A lot of the industry right now is based upon buying links from aging front door portals (Yahoo, MSN, AOL) which still do ungodly amounts of traffic with a mostly Internet illiterate audience. Sites buy these links, convert them into CPM click traps on their targeted magazine sites and sell their inventory to advertisers who don't know that the whole thing is shell game. They think they're buying ads on a hot new site with explosive growth.

3 comments

Chartbeat is attempting to help with 1 & 2 with "Engaged Time": https://chartbeat.com/publishing/for-editorial/ . (I've no connection).

I'm building an analytics interface for GA though and would love to chat about what else publishers need in an analytics interface - luke at itsninja if you'd like to chat.

Hey snide - I think we can probably help you at Snowplow Analytics. We warehouse all your atomic event data (including page views and in-page pings - v hard to fake) with IP address, browser fingerprint, 1st party cookie, optional 3rd party cookie, optional business defined-user ID, user timezone, browser features, useragent... If that sounds useful for proving your audience to advertisers, get in touch!
After seeing Snowplow mentioned a few times on HN in the last week, each time I've thought "hmm, looks maybe interesting... but I don't have time to figure out what it is or how to use it". Finally just now seen the starting guide, so will probably play around with it sometime soon.

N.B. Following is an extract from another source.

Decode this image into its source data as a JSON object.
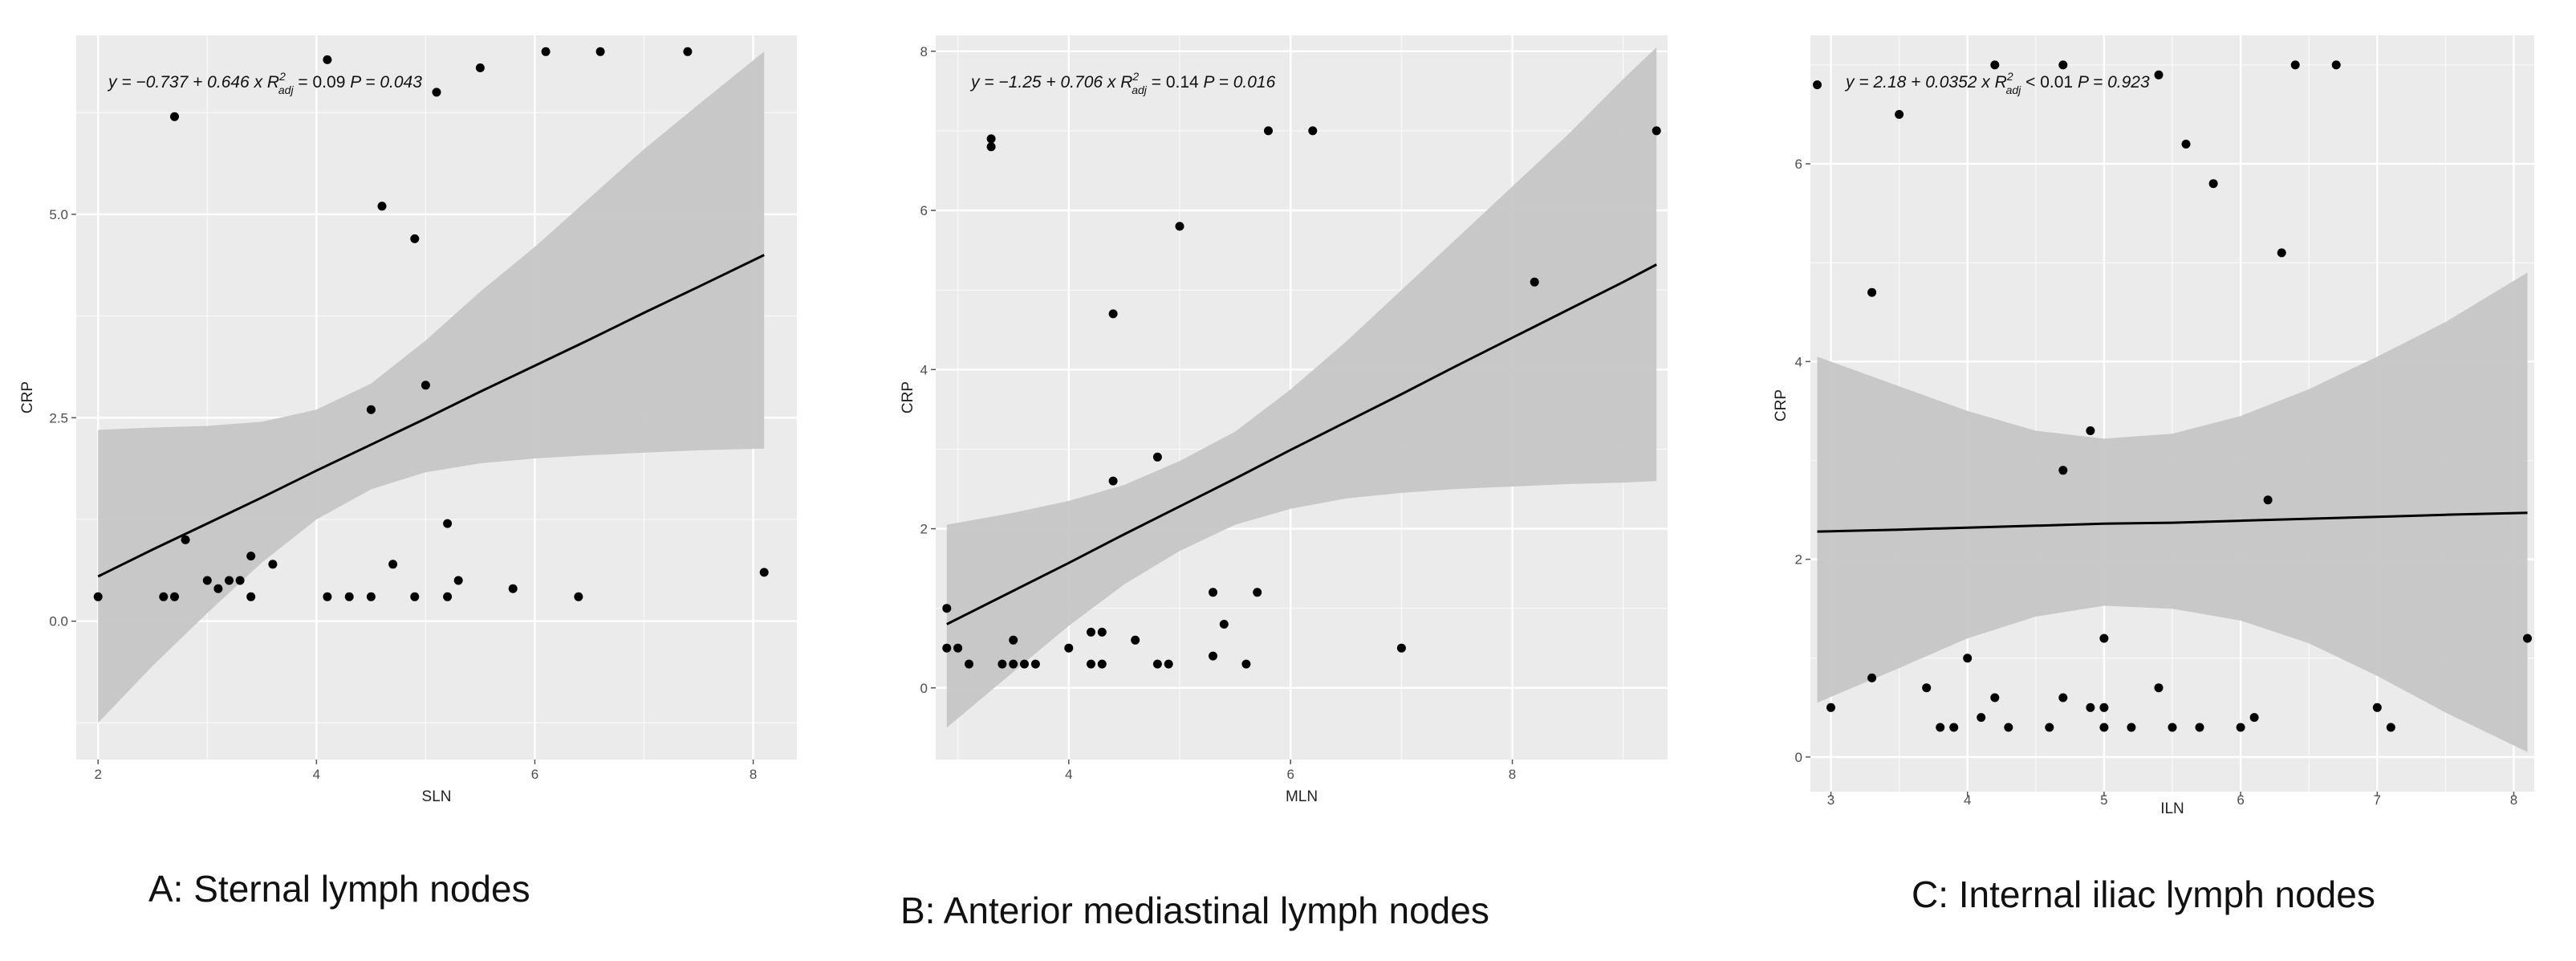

So piece of feedback is to maybe try and make it easier/more obvious how to go from "this might be interesting" to "what can this do for me?" (I'm still not 100% sure).

Do you have more information on how I can see a live view of the practices you discussed in your last paragraph? I was under the impression that traffic from the top portals was costly and not exactly suitable as a component in an arbitrage play like you mentioned.
Visit http://www.yahoo.com/ right now. Scroll through the stories and find one that doesn't link to an internal yahoo or yahoo owned property.

You'll run into one of the following scenarios in most of them.

* It drops you on an interstitial ad before the "article" loads.

* It drops you onto a click trap "gallery" where you are forced to click for each new image.

More often than not it's to a site that you've never really heard of and isn't very well produced vs. their more well known (to a literate Internet audience) competitors.